METHODS: In this retrospective, single-centre cohort study, we reviewed the medical charts of all patients admitted to Barnes-Jewish Hospital (St Louis, MO, USA), a tertiary referral centre, aged 18 years or older with candida bloodstream infection from 2002 to 2015. We collected data for demographics, comorbidities, predisposing factors, all-cause mortality, antifungal use, central-line removal, and ophthalmological and echocardiographic evaluation to assess 90-day all-cause mortality between individuals with and without an infectious disease consultation. For the survival analysis we used Cox proportional hazards model with inverse weighting by propensity score to assess the effects of infectious disease consultation on mortality and differences in management.

FINDINGS: Between Jan 1, 2002, and Dec 31, 2015, of 1794 patients assessed for eligibility, we analysed 1691 patients with candida bloodstream infection; 776 (45·9%) who had an infectious disease consultation and 915 (54·1%) who did not have an infectious disease consultation. All 1691 patients were included in the analysis. None were missing data. Most underlying comorbidities were evenly distributed between groups. 90-day mortality was lower in the infectious disease consultation group than in patients who did not receive an infectious disease consultation (29% [222/776] vs 51% [468/915]; p<0·0001). In the model with inverse weighting by the propensity score, infectious disease consultation was associated with a hazard ratio of 0·81 (95% CI 0·73-0·91; p<0·0001) for mortality. In the consultation group, median duration of antifungal therapy was longer (18 [IQR 14-35] vs 14 [6-20] days; p<0·0001) and central-line removal (587 [76%] of 776 vs 538 [59%] of 915; p<0·0001), echocardiography use (442 [57%] of 776 vs 305 [33%] of 915; p<0·0001), and ophthalmological examination (412 [53%] of 776 vs 160 [17%] of 915; p<0·0001) were more frequently done. Fewer patients in the infectious disease consultation group were not treated (13 [2%] of 776 vs 128 [14%] of 915; p<0·0001).

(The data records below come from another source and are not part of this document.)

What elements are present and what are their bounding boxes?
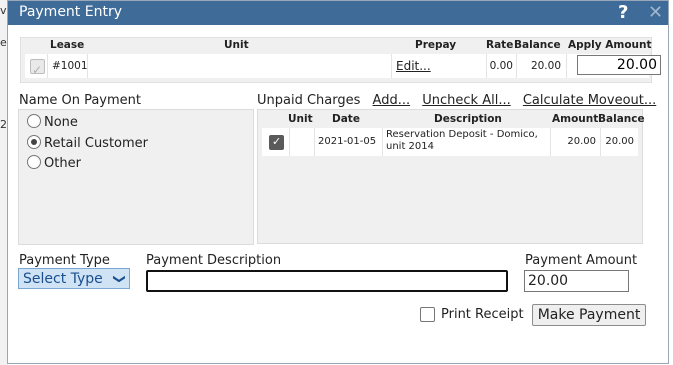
radio-other[interactable]: Other: [27, 155, 81, 171]
dialog-title: Payment Entry: [19, 4, 122, 20]
charge-checkbox[interactable]: [269, 135, 284, 150]
print-receipt-label: Print Receipt: [441, 307, 524, 322]
charge-amount: 20.00: [551, 128, 601, 156]
charge-date: 2021-01-05: [315, 128, 383, 156]
charge-description: Reservation Deposit - Domico, unit 2014: [383, 128, 551, 156]
payment-type-label: Payment Type: [19, 253, 110, 268]
lease-rate: 0.00: [487, 54, 517, 78]
uc-description-header: Description: [434, 113, 502, 125]
uc-unit-header: Unit: [288, 113, 313, 125]
make-payment-button[interactable]: Make Payment: [532, 304, 646, 326]
apply-amount-column-header: Apply Amount: [568, 39, 652, 51]
help-icon[interactable]: ?: [618, 2, 628, 23]
payment-amount-input[interactable]: 20.00: [524, 270, 629, 292]
uc-balance-header: Balance: [598, 113, 645, 125]
lease-column-header: Lease: [50, 39, 85, 51]
background-text: e: [0, 36, 7, 49]
payment-description-label: Payment Description: [146, 253, 282, 268]
apply-amount-input[interactable]: [577, 55, 661, 75]
unpaid-charges-header: Unpaid Charges Add... Uncheck All... Cal…: [257, 93, 664, 108]
balance-column-header: Balance: [514, 39, 561, 51]
radio-none[interactable]: None: [27, 114, 78, 130]
prepay-edit-link[interactable]: Edit...: [396, 59, 431, 73]
unpaid-charges-table: Unit Date Description Amount Balance 202…: [257, 109, 645, 244]
lease-table: Lease Unit Prepay Rate Balance Apply Amo…: [20, 37, 661, 83]
charge-balance: 20.00: [605, 136, 634, 147]
close-icon[interactable]: ✕: [648, 2, 663, 23]
radio-button-selected[interactable]: [27, 135, 41, 149]
table-row: 2021-01-05 Reservation Deposit - Domico,…: [262, 128, 638, 156]
calculate-moveout-link[interactable]: Calculate Moveout...: [523, 93, 656, 108]
lease-row-checkbox[interactable]: [30, 58, 45, 82]
chevron-down-icon: ❮: [110, 273, 125, 285]
unpaid-charges-label: Unpaid Charges: [257, 93, 361, 108]
add-charge-link[interactable]: Add...: [373, 93, 411, 108]
payment-amount-label: Payment Amount: [525, 253, 638, 268]
payment-entry-dialog: Payment Entry ? ✕ Lease Unit Prepay Rate…: [7, 0, 669, 364]
prepay-column-header: Prepay: [415, 39, 457, 51]
uc-amount-header: Amount: [552, 113, 599, 125]
name-on-payment-group: None Retail Customer Other: [18, 109, 254, 245]
lease-balance: 20.00: [517, 54, 567, 78]
dialog-titlebar[interactable]: Payment Entry ? ✕: [8, 1, 668, 25]
background-text: v: [0, 4, 7, 17]
rate-column-header: Rate: [486, 39, 514, 51]
radio-button[interactable]: [27, 114, 41, 128]
charge-unit: [290, 128, 315, 156]
unit-column-header: Unit: [224, 39, 249, 51]
print-receipt-checkbox[interactable]: [420, 307, 435, 322]
name-on-payment-label: Name On Payment: [19, 93, 142, 108]
radio-button[interactable]: [27, 155, 41, 169]
uc-date-header: Date: [332, 113, 360, 125]
lease-row: #1001 Edit... 0.00 20.00: [25, 54, 661, 82]
payment-type-select[interactable]: Select Type ❮: [18, 268, 130, 289]
lease-id: #1001: [48, 54, 88, 78]
uncheck-all-link[interactable]: Uncheck All...: [422, 93, 510, 108]
radio-retail-customer[interactable]: Retail Customer: [27, 135, 148, 151]
lease-unit: [88, 54, 392, 78]
payment-description-input[interactable]: [146, 270, 508, 292]
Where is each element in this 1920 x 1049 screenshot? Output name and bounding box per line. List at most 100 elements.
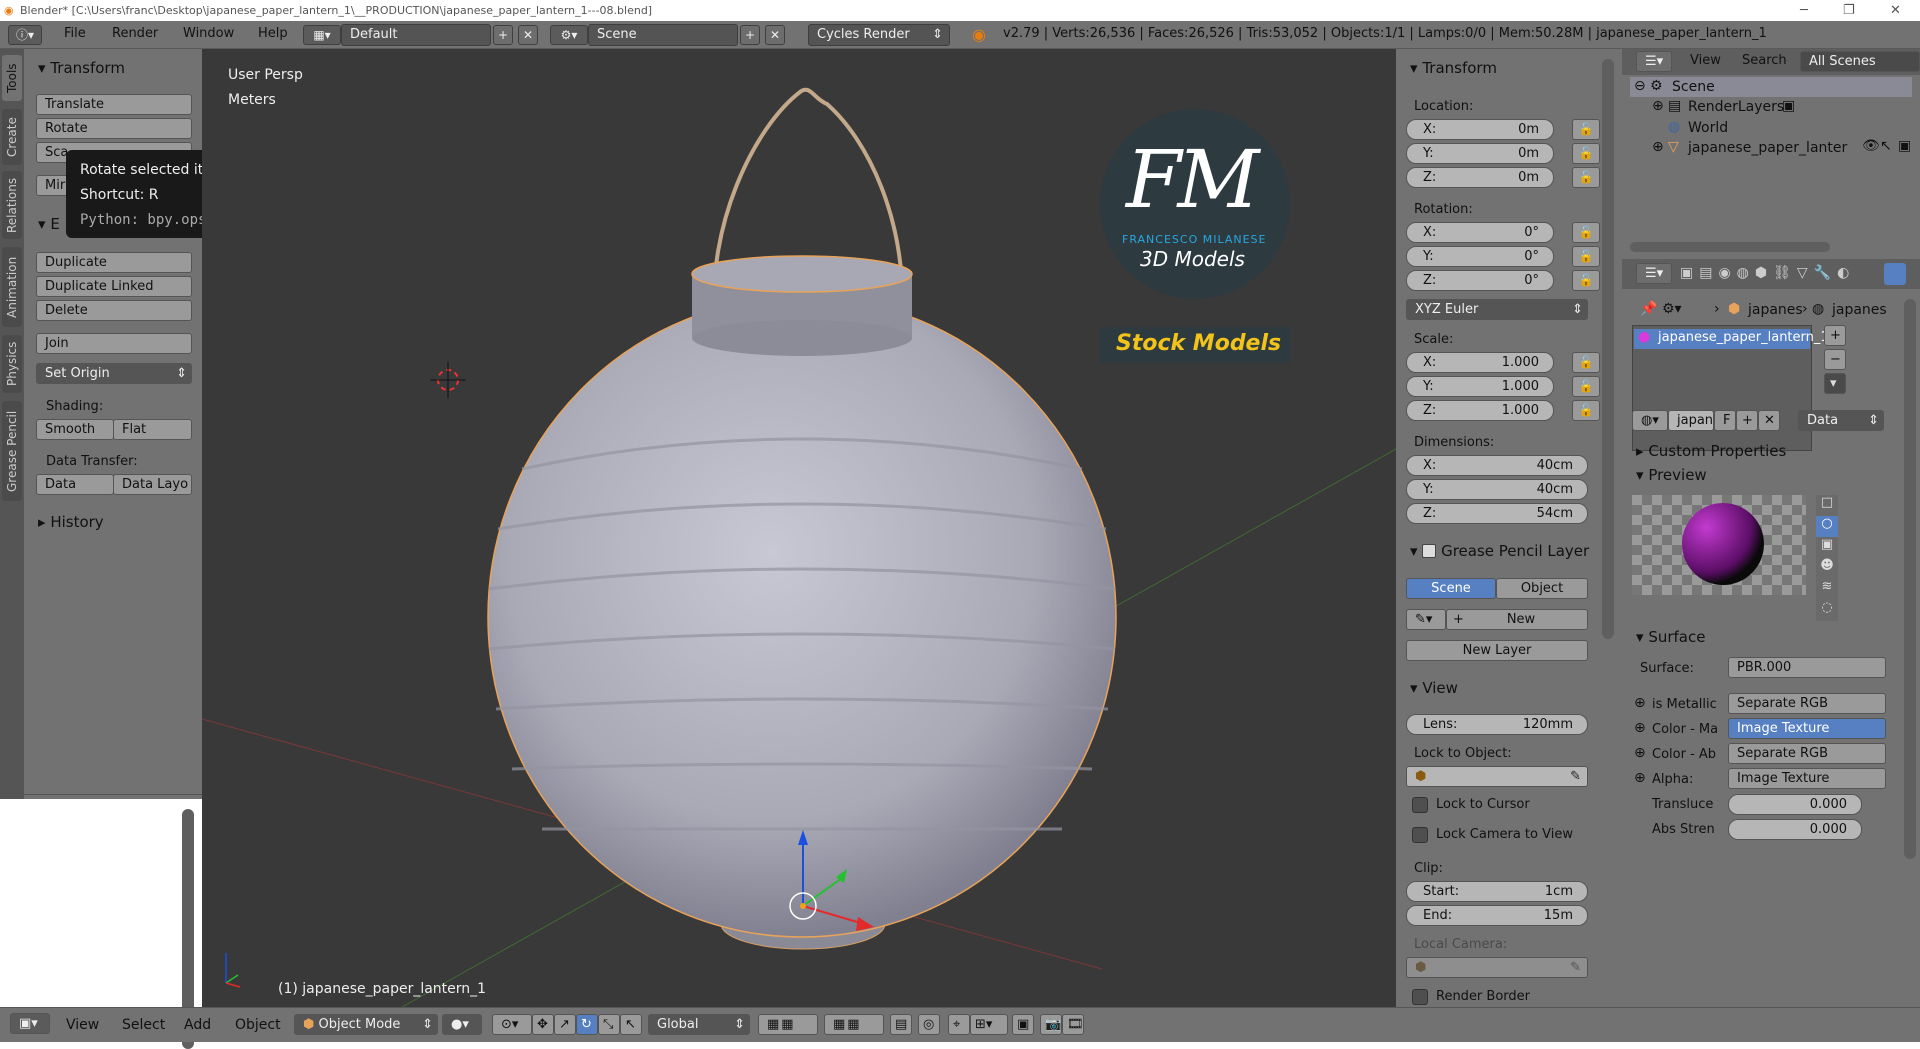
pencil-icon[interactable]: ✎▾ [1406,609,1446,630]
manipulator-toggle-icon[interactable]: ✥ [532,1014,554,1035]
gp-object-tab[interactable]: Object [1496,578,1588,599]
snap-element-dropdown[interactable]: ⊞▾ [970,1014,1008,1035]
eyedropper-icon[interactable]: ✎ [1570,958,1581,977]
location-z-field[interactable]: Z: 0m [1406,167,1554,188]
screen-layout-dropdown[interactable]: Default [341,24,491,46]
lock-icon[interactable]: 🔓 [1572,167,1600,188]
proportional-edit-icon[interactable]: ◎ [918,1014,940,1035]
flat-preview-icon[interactable]: □ [1816,495,1838,516]
translate-manipulator-icon[interactable]: ↗ [554,1014,576,1035]
eye-icon[interactable]: 👁 [1862,138,1880,154]
translate-button[interactable]: Translate [36,94,192,115]
dimension-x-field[interactable]: X: 40cm [1406,455,1588,476]
rotate-manipulator-icon[interactable]: ↻ [576,1014,598,1035]
info-editor-type-button[interactable]: ⓘ▾ [8,25,42,45]
surface-shader-button[interactable]: PBR.000 [1728,657,1886,678]
properties-scrollbar[interactable] [1904,299,1916,859]
screen-layout-icon[interactable]: ▦▾ [303,25,341,45]
dimension-y-field[interactable]: Y: 40cm [1406,479,1588,500]
render-animation-icon[interactable]: 🎞 [1062,1014,1084,1035]
gp-new-button[interactable]: + New [1446,609,1588,630]
camera-render-icon[interactable]: ▣ [1898,138,1911,154]
fake-user-button[interactable]: F [1714,410,1736,431]
monkey-preview-icon[interactable]: ☻ [1816,558,1838,579]
unlink-material-icon[interactable]: ✕ [1758,410,1780,431]
set-origin-dropdown[interactable]: Set Origin ⇕ [36,363,192,384]
tab-animation[interactable]: Animation [2,247,22,327]
history-section-header[interactable]: ▸ History [38,513,104,531]
data-layout-button[interactable]: Data Layo [113,474,192,495]
add-screen-icon[interactable]: + [493,25,513,45]
lock-icon[interactable]: 🔓 [1572,400,1600,421]
scale-x-field[interactable]: X: 1.000 [1406,352,1554,373]
menu-help[interactable]: Help [258,26,288,41]
hair-preview-icon[interactable]: ≋ [1816,579,1838,600]
add-slot-icon[interactable]: + [1824,325,1846,346]
sphere-preview-icon[interactable]: ○ [1816,516,1838,537]
surface-header[interactable]: ▾ Surface [1636,628,1705,646]
shading-dropdown[interactable]: ●▾ [442,1014,482,1035]
expand-icon[interactable]: ⊕ [1652,98,1664,114]
cursor-select-icon[interactable]: ↖ [1880,138,1892,154]
orientation-dropdown[interactable]: Global ⇕ [648,1014,750,1035]
snap-target-icon[interactable]: ▣ [1012,1014,1034,1035]
lock-icon[interactable]: 🔓 [1572,222,1600,243]
color-map-input-button[interactable]: Image Texture [1728,718,1886,739]
layer-buttons-a[interactable]: ▦▦ [758,1014,818,1035]
lock-icon[interactable]: 🔓 [1572,246,1600,267]
edit-section-header[interactable]: ▾ E [38,215,60,233]
add-scene-icon[interactable]: + [740,25,760,45]
lock-layers-icon[interactable]: ▤ [890,1014,912,1035]
outliner-display-dropdown[interactable]: All Scenes [1800,51,1920,72]
link-mode-dropdown[interactable]: Data ⇕ [1798,410,1884,431]
maximize-icon[interactable]: ❐ [1843,0,1855,21]
rotation-z-field[interactable]: Z: 0° [1406,270,1554,291]
gp-new-layer-button[interactable]: New Layer [1406,640,1588,661]
outliner-item-lantern[interactable]: japanese_paper_lanter [1688,140,1847,156]
custom-properties-header[interactable]: ▸ Custom Properties [1636,442,1786,460]
scale-manipulator-icon[interactable]: ⤡ [598,1014,620,1035]
alpha-input-button[interactable]: Image Texture [1728,768,1886,789]
minimize-icon[interactable]: ─ [1800,0,1808,21]
remove-scene-icon[interactable]: ✕ [765,25,785,45]
lens-field[interactable]: Lens: 120mm [1406,714,1588,735]
remove-screen-icon[interactable]: ✕ [518,25,538,45]
location-y-field[interactable]: Y: 0m [1406,143,1554,164]
layer-buttons-b[interactable]: ▦▦ [824,1014,884,1035]
n-panel-scrollbar[interactable] [1602,59,1614,639]
viewport-editor-type-button[interactable]: ▣▾ [10,1013,50,1034]
color-ab-input-button[interactable]: Separate RGB [1728,743,1886,764]
tab-tools[interactable]: Tools [2,55,22,101]
local-camera-field[interactable]: ⬢ ✎ [1406,957,1588,978]
data-button[interactable]: Data [36,474,114,495]
pin-icon[interactable]: 📌 [1640,301,1657,317]
cube-preview-icon[interactable]: ▣ [1816,537,1838,558]
close-icon[interactable]: ✕ [1890,0,1901,21]
tab-create[interactable]: Create [2,109,22,165]
lock-icon[interactable]: 🔓 [1572,376,1600,397]
location-x-field[interactable]: X: 0m [1406,119,1554,140]
expand-socket-icon[interactable]: ⊕ [1634,720,1646,736]
lock-camera-checkbox[interactable] [1412,827,1428,843]
scene-icon[interactable]: ⚙▾ [550,25,588,45]
material-browse-icon[interactable]: ◍▾ [1632,410,1668,431]
lock-icon[interactable]: 🔓 [1572,143,1600,164]
slot-menu-icon[interactable]: ▾ [1824,373,1846,394]
menu-render[interactable]: Render [112,26,158,41]
gp-scene-tab[interactable]: Scene [1406,578,1496,599]
rotation-x-field[interactable]: X: 0° [1406,222,1554,243]
duplicate-button[interactable]: Duplicate [36,252,192,273]
material-slot-name[interactable]: japanese_paper_lantern_1 [1658,330,1829,345]
tab-physics[interactable]: Physics [2,335,22,393]
properties-context-tabs[interactable]: ▣▤◉◍⬢⛓▽🔧◐ [1680,265,1855,281]
translucency-field[interactable]: 0.000 [1728,794,1862,815]
tab-relations[interactable]: Relations [2,171,22,239]
material-tab-icon[interactable] [1884,263,1906,285]
grease-pencil-header[interactable]: ▾ Grease Pencil Layer [1410,542,1589,560]
properties-editor-type-button[interactable]: ☰▾ [1636,263,1672,284]
outliner-h-scrollbar[interactable] [1630,242,1830,252]
material-name-field[interactable]: japan [1668,410,1714,431]
lock-icon[interactable]: 🔓 [1572,352,1600,373]
snap-toggle-icon[interactable]: ⌖ [948,1014,970,1035]
outliner-item-renderlayers[interactable]: RenderLayers [1688,99,1784,115]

INTERPRETATION: Patients with candida bloodstream infection receiving an infectious disease consultation have lower mortality. This finding might be attributable to these individuals receiving a higher number of non-pharmacological, evidence-based interventions and lower amounts of non-treatment. These data suggest that an infectious disease consultation should be an integral part of clinical care of patients with candida bloodstream infection.

FUNDING: Astellas Global Development Pharma, Washington University Institute of Clinical and Translational Sciences, and the Agency for Healthcare Research and Quality.